Intent and meaning of law, and justice in a specific case drive judicial decision making, he said. Judges draw sometimes on reasoning by analogy when considering unfamiliar subject matter, the analogy not necessarily conceived consciously.

The areas of conflict he identified were:

    Genes and complementary DNA.
    Association for molecular pathology v. U.S. Patent and Trademark Office.
    Incremental product inventions
    Methods and use claims for optimising or personalising dosage regimes

    Use of old drugs for newly defined patient groups

In the case of AMP v USPTO isolated strands of DNA containing introns were eventually (June 2013) deemed unpatentable, because the genes exist in nature. By contrast complementary DNA [cDNA] created subsequently by technical intervention was held patentable.

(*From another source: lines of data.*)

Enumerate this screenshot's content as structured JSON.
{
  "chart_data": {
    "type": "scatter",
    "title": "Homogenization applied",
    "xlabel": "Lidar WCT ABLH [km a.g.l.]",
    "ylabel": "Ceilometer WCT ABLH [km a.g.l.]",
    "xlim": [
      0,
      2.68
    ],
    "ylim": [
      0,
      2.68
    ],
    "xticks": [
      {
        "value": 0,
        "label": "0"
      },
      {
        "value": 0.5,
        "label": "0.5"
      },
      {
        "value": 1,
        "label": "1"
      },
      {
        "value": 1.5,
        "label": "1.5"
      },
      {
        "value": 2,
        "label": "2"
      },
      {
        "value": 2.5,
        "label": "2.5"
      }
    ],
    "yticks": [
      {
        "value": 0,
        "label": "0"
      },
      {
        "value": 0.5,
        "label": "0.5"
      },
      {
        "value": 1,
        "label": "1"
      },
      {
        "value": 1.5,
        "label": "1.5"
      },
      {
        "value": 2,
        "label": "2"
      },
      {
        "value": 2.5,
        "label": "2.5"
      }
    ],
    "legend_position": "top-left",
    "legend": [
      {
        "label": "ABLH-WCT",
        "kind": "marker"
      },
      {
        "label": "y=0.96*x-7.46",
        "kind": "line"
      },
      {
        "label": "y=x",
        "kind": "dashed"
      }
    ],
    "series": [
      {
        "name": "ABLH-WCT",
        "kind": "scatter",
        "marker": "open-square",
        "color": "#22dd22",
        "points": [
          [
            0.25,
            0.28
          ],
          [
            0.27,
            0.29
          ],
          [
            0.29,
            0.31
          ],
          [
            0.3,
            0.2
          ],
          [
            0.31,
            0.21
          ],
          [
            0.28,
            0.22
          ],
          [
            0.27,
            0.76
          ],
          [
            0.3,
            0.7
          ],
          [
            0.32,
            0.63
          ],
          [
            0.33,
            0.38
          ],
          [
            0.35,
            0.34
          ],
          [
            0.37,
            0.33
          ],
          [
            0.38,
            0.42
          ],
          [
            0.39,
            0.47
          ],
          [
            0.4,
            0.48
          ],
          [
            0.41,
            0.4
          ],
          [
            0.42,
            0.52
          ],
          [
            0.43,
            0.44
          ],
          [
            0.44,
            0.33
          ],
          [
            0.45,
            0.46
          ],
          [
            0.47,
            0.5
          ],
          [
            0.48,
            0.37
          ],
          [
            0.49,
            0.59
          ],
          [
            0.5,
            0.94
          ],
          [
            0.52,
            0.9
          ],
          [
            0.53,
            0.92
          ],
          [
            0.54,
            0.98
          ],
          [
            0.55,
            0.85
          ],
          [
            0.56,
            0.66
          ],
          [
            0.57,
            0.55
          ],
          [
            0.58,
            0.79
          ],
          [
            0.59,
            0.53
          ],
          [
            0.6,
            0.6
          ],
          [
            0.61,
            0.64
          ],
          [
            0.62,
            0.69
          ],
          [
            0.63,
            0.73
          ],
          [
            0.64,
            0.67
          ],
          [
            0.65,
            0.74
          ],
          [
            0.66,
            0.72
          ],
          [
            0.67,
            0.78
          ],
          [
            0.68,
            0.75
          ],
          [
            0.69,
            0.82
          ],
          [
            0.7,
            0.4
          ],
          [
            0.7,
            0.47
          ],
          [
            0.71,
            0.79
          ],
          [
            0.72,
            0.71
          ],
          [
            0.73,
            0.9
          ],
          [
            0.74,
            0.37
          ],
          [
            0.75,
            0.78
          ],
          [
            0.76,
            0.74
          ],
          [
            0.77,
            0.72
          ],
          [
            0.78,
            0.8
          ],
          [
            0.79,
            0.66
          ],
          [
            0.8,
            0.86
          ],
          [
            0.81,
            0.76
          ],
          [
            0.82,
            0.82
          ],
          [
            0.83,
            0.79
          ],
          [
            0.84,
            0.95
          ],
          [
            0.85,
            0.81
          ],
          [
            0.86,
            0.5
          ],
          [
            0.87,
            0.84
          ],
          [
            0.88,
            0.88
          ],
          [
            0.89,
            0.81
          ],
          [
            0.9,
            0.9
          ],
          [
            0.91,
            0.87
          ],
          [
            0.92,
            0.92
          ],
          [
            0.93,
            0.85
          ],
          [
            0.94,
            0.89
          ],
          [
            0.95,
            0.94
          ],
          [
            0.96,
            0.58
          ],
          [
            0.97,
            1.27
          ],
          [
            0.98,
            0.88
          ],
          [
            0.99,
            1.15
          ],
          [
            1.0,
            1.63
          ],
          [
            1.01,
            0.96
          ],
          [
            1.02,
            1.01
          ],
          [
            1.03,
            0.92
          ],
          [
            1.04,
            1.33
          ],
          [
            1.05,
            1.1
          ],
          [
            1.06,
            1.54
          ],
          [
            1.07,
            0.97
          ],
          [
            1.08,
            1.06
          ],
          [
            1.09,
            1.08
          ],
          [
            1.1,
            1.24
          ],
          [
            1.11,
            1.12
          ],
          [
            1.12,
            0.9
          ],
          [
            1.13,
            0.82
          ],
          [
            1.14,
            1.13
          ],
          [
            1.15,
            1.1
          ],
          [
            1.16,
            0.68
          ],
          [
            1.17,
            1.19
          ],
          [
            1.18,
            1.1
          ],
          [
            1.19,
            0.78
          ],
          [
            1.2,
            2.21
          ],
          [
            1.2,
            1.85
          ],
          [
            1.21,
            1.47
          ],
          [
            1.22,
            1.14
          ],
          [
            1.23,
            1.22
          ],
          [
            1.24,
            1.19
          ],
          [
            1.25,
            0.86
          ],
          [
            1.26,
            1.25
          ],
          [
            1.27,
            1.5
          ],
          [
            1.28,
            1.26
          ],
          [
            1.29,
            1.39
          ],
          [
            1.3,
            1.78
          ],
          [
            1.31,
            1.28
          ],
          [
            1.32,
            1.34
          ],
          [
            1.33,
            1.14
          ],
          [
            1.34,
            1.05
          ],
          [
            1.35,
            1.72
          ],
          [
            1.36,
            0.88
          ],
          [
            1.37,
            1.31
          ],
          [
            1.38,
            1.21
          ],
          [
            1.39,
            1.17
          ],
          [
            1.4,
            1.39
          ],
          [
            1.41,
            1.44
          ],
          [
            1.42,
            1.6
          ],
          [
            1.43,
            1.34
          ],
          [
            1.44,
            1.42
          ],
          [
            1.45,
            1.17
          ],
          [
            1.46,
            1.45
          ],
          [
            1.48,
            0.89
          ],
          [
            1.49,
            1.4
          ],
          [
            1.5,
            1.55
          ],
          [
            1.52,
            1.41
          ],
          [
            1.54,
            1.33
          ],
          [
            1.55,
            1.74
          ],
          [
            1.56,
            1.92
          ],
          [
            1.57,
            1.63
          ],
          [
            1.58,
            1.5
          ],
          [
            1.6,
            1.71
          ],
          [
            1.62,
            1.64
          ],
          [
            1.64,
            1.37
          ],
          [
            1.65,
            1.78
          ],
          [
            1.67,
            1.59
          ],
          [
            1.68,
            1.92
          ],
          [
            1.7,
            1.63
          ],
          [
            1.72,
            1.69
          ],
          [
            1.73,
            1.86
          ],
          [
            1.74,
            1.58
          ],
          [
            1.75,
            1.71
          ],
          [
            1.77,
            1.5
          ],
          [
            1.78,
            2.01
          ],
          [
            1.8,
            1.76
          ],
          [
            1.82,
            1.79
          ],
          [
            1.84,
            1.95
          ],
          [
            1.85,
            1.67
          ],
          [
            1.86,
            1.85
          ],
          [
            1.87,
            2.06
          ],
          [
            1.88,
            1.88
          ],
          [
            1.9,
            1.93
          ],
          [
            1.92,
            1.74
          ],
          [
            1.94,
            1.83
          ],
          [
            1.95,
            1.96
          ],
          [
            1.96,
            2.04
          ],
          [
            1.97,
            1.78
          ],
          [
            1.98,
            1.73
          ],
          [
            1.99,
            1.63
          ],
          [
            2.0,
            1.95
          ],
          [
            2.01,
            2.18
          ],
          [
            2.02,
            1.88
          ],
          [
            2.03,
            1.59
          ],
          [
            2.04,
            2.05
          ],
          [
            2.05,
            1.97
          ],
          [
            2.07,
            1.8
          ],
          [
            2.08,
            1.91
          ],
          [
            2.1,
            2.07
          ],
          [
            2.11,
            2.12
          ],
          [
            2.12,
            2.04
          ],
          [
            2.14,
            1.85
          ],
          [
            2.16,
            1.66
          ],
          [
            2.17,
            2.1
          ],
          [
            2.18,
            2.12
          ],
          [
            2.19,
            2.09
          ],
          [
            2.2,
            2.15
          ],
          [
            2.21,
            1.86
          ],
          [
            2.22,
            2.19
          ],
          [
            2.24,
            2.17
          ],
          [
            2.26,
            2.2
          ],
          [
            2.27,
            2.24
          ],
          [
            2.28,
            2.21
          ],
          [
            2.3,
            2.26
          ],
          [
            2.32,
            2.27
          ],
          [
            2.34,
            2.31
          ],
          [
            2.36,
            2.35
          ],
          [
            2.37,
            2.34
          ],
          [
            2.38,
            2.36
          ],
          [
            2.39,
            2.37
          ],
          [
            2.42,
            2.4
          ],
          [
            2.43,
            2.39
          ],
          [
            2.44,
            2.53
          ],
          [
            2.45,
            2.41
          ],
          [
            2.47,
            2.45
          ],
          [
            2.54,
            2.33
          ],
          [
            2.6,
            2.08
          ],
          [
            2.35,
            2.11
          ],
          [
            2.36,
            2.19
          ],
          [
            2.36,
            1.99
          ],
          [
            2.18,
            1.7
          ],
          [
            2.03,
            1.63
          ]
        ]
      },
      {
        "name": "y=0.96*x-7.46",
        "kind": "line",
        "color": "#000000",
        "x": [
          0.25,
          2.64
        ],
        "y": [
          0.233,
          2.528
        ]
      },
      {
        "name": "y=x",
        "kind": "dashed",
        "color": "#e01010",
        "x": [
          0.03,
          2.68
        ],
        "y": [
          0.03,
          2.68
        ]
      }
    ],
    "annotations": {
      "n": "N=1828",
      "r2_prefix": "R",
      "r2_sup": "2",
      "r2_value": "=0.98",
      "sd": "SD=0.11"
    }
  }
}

The reasoning being that the intervention had created something distinct from nature, even though cDNA in the normal course of events is part of the natural process of cell division. The US Supreme Court settled the case in June 2013.

Commenting on this article prepublication Professor Dutfield said, "I think it is worthwhile to state that in Europe isolated DNA is still patentable."

Another court, this time the Indian Supreme Court, has also determined that a new form of a drug, such as a β-crystalline form, is not patentable if it does not significantly enhance the efficacy of the original.

In the case of fulvestrant in the treatment of women with resistant breast cancer the issue was the technical aspect of the drug which made is suitable for women who had undergone a particular treatment regime which had failed. The claim was upheld.

The world in which these judicial decisions were made is one, said Professor Dutfield, of increasingly intense regulatory scrutiny, ever increasing biological complexity, disease complexity and undruggability, neglected diseases and the end of life time of many patents, the so-called patent cliff of significance to corporate finances.

It is against this background, said Professor Dutfield, that the new drug development paradigm of open innovation is mooted. The idea being that firms use external flows of information, as well as internally generated IP, and use external and internal paths to market.

Discussion subsequent to Professor Dutfield's presentation centred in large part around the relationships among medicine, intellectual property, regulatory regimes and biology.

1. Allison M. "Is personalised medicine finally arriving?" Nature Biotechnology, 8th July, 2008.